Neuer Schlüsselspieler ist Yuya Osako. Der Japaner hält sich meist im Zehnerraum auf. Dort bewegt er sich klug zwischen den Linien, ist anspielbar, kann mit der Ballannahme aufdrehen und Anschlussaktionen Richtung Tor starten. Dabei ist Osako weniger ballfordernd als Kruse und lässt sich nicht so weit fallen wie sein 'Vorgänger'. Dies kompensiert Werder aber mit der großen Kombinationslust im Mittelfeld, durch die man trotzdem in torgefährliche Räume gelangt. Dass Osako nebenbei auch noch das Toreschießen gelernt hat, ist mehr als ein netter Nebeneffekt. 

Kohfeldt verleiht Bremen neue Qualitäten

Gleichzeitig hat Kohfeldt das Bremer Spiel um neue Facetten erweitert. Das 2:1 gegen Augsburg war eine Traumvorstellung eines Tores, wie es Kohfeldt in der Saisonvorbereitung forciert hat. Nuri Sahin wurde im Mittelfeld nicht von den Augsburgern unter Druck gesetzt und hatte viel Zeit, um den hohen Ball über die Abwehr zu spielen. Beide Stürmer gingen mit perfektem Timing steil, Sargent vollendete technisch hochwertig. So nutzt man Sahins Qualitäten optimal. 

Auch die bereits angesprochenen Chipbälle bereichern das Spiel der Bremer. Dabei betont Kohfeldt deutlich, dass es ihm explizit nicht um das Spiel auf den zweiten Ball geht. Vielmehr sollen gezielte Chips auf die Stürmer und vor die gegnerische Abwehr gespielt werden, die dann weiterverarbeitet werden können. Füllkrug bietet hierfür eine gute Symbiose aus körperlicher Präsenz und der nötigen technischen Klasse, um solche Bälle auch schnell in Richtung gegnerisches Tor weiterleiten zu können, wie gegen Augsburg einige Male geschehen.

Dennoch ist auch in Bremen nicht alles Gold, was glänzt. Häufig ist Werder in seinem Spiel noch zu stark auf das Zentrum fixiert und schafft es selten, den Ball nach Kombination im Zentrum wieder auf die Außen zu spielen. Entweder es geht durchs Zentrum - oder gar nicht. So fehlt es oft an Breite im Bremer Spiel. Die Außenverteidiger sind im Ballbesitz meist stark auf sich allein gestellt und haben wenig Anspielstationen in die Zentrale. Auch tiefe Laufwege der Stürmer sind eine Seltenheit, sobald der Ball auf den Außen landet. Ein Rückpass und der Neuaufbau des Angriffs sind oft die Folge.

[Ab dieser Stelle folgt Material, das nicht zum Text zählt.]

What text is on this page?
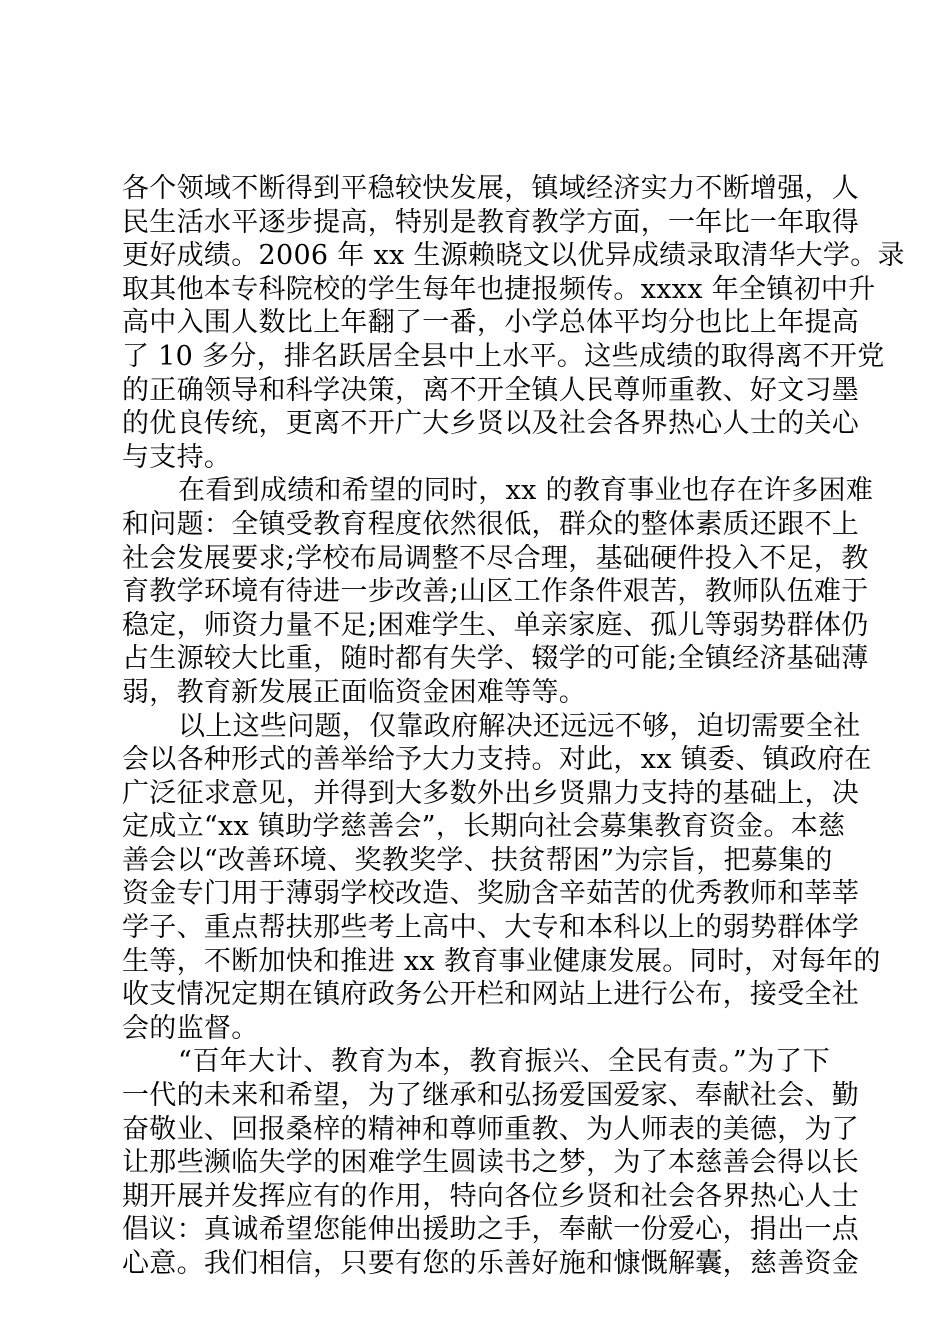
各个领域不断得到平稳较快发展，镇域经济实力不断增强，人
民生活水平逐步提高，特别是教育教学方面，一年比一年取得
更好成绩。2006 年 xx 生源赖晓文以优异成绩录取清华大学。录
取其他本专科院校的学生每年也捷报频传。xxxx 年全镇初中升
高中入围人数比上年翻了一番，小学总体平均分也比上年提高
了 10 多分，排名跃居全县中上水平。这些成绩的取得离不开党
的正确领导和科学决策，离不开全镇人民尊师重教、好文习墨
的优良传统，更离不开广大乡贤以及社会各界热心人士的关心
与支持。
在看到成绩和希望的同时，xx 的教育事业也存在许多困难
和问题：全镇受教育程度依然很低，群众的整体素质还跟不上
社会发展要求;学校布局调整不尽合理，基础硬件投入不足，教
育教学环境有待进一步改善;山区工作条件艰苦，教师队伍难于
稳定，师资力量不足;困难学生、单亲家庭、孤儿等弱势群体仍
占生源较大比重，随时都有失学、辍学的可能;全镇经济基础薄
弱，教育新发展正面临资金困难等等。
以上这些问题，仅靠政府解决还远远不够，迫切需要全社
会以各种形式的善举给予大力支持。对此，xx 镇委、镇政府在
广泛征求意见，并得到大多数外出乡贤鼎力支持的基础上，决
定成立“xx 镇助学慈善会”，长期向社会募集教育资金。本慈
善会以“改善环境、奖教奖学、扶贫帮困”为宗旨，把募集的
资金专门用于薄弱学校改造、奖励含辛茹苦的优秀教师和莘莘
学子、重点帮扶那些考上高中、大专和本科以上的弱势群体学
生等，不断加快和推进 xx 教育事业健康发展。同时，对每年的
收支情况定期在镇府政务公开栏和网站上进行公布，接受全社
会的监督。
“百年大计、教育为本，教育振兴、全民有责。”为了下
一代的未来和希望，为了继承和弘扬爱国爱家、奉献社会、勤
奋敬业、回报桑梓的精神和尊师重教、为人师表的美德，为了
让那些濒临失学的困难学生圆读书之梦，为了本慈善会得以长
期开展并发挥应有的作用，特向各位乡贤和社会各界热心人士
倡议：真诚希望您能伸出援助之手，奉献一份爱心，捐出一点
心意。我们相信，只要有您的乐善好施和慷慨解囊，慈善资金
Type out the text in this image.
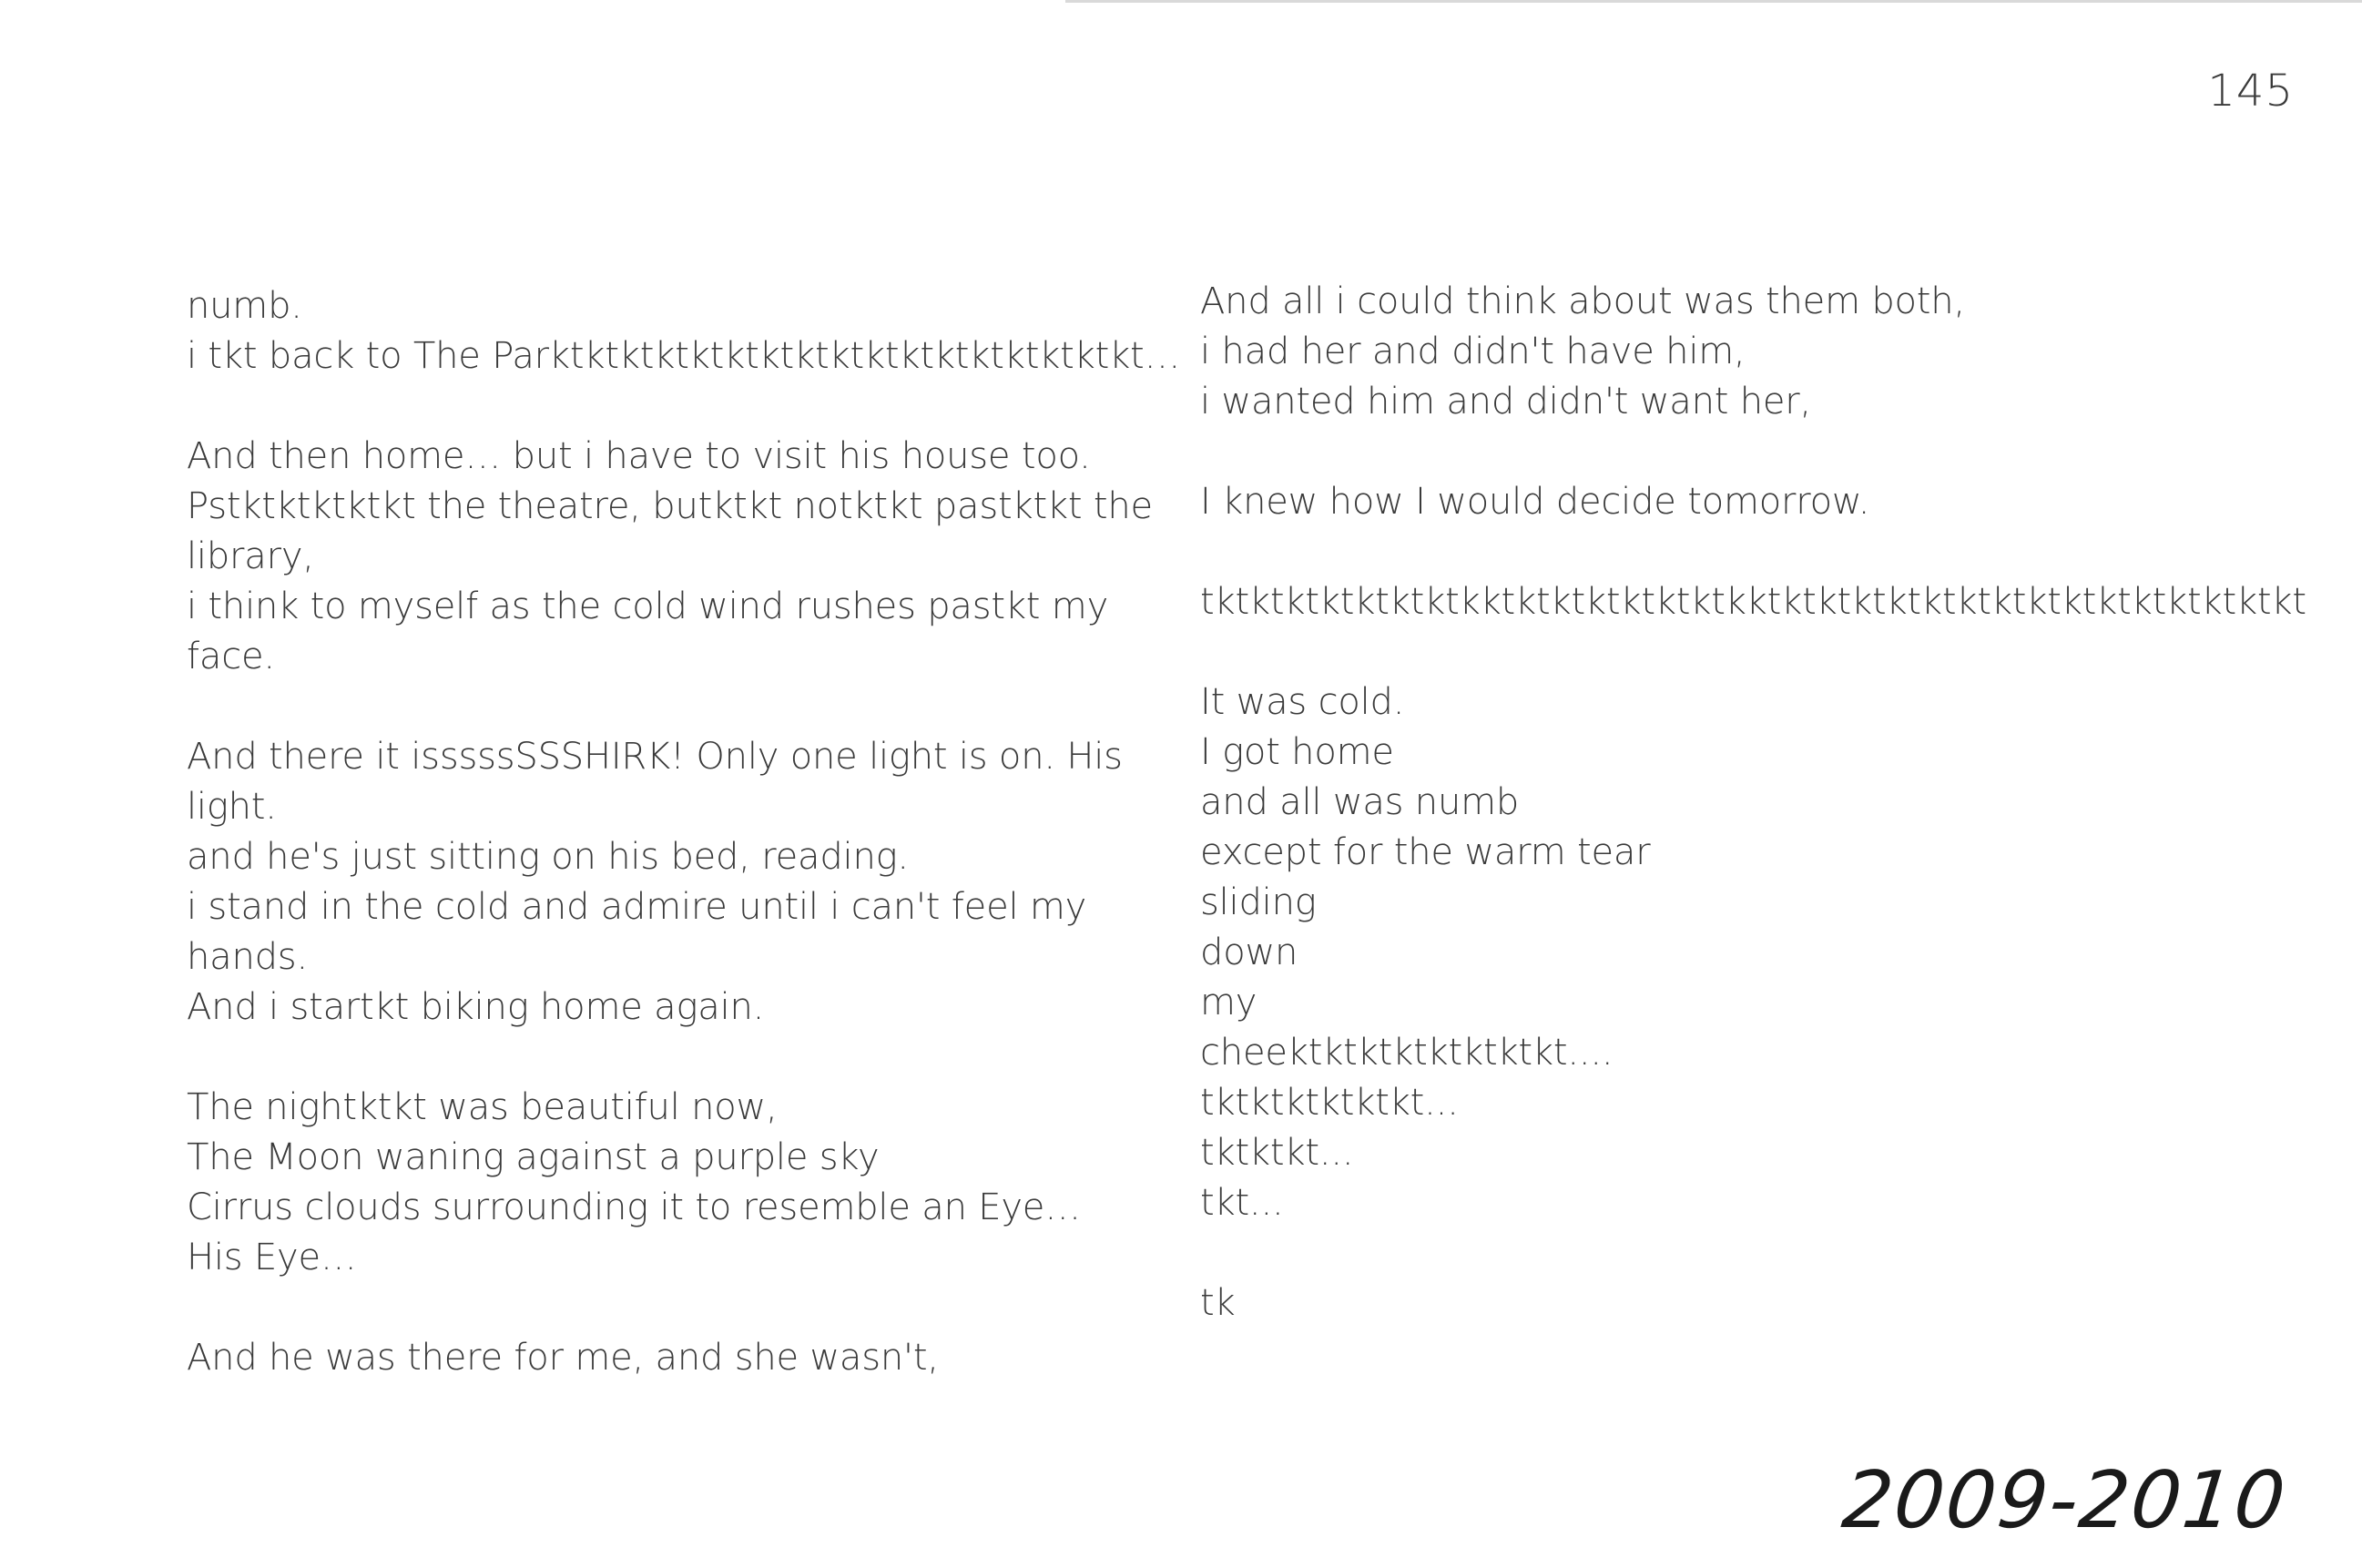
145
numb.
i tkt back to The Parktktktktktktktktktktktktktktktktkt…
And then home… but i have to visit his house too.
Pstktktktktkt the theatre, butktkt notktkt pastktkt the
library,
i think to myself as the cold wind rushes pastkt my
face.
And there it isssssSSSHIRK! Only one light is on. His
light.
and he's just sitting on his bed, reading.
i stand in the cold and admire until i can't feel my
hands.
And i startkt biking home again.
The nightktkt was beautiful now,
The Moon waning against a purple sky
Cirrus clouds surrounding it to resemble an Eye…
His Eye…
And he was there for me, and she wasn't,
And all i could think about was them both,
i had her and didn't have him,
i wanted him and didn't want her,
I knew how I would decide tomorrow.
tktktktktktktktkktktktktktktktkktktktktktktktktktktktktktktktkt
It was cold.
I got home
and all was numb
except for the warm tear
sliding
down
my
cheektktktktktktktkt....
tktktktktktkt...
tktktkt...
tkt...
tk
2009-2010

Ähnlich wechselhaft wie die Qualität der offensiven Bemühungen ist auch Bremens Defensive. Im Gegensatz zu durchaus berechtigten Befürchtungen vor Saisonstart zeigte man sich über weite Strecken erstaunlich konsequent im Gegenpressing. Vereinzelte Szenen wie die vor dem 2:2 gegen Augsburg trüben diesen Eindruck aber. Hier macht sich nicht zuletzt auch die Verletztenmisere bemerkbar. Mit Toprak, Augustinsson, Veljkovic und Langkamp fehlen vier potentielle Stammkräfte in der Abwehr, wodurch die individuelle Qualität nicht auf dem Niveau ist, wie es Werder bräuchte.

Das Spiel gegen Augsburg stand deshalb exemplarisch für Bremens Stärken und Schwächen in diesem Jahr. Die kombinative Spielanlage funktioniert, die Schlüsselspieler sind gut ins System eingebunden und Wege nach vorne werden gefunden. Gleichzeitig macht man sich das Leben selber schwer. Manchmal fehlt es an Lösungen im Flügelspiel, die individuelle Qualität in der Defensive sorgt für eine wechselhafte Stabilität und die Schwäche bei hohen Hereingaben und Ecken tut ihr Übriges. So musste man auch gegen Augsburg trotz dreier Tore und guter Leistung wieder zittern. Für das Spiel und den gesamten Saisonverlauf gilt: So richtig weiß man noch nicht, woran man bei Werder dieses Jahr ist und was als nächstes kommt. Wie bei einem Überraschungsei.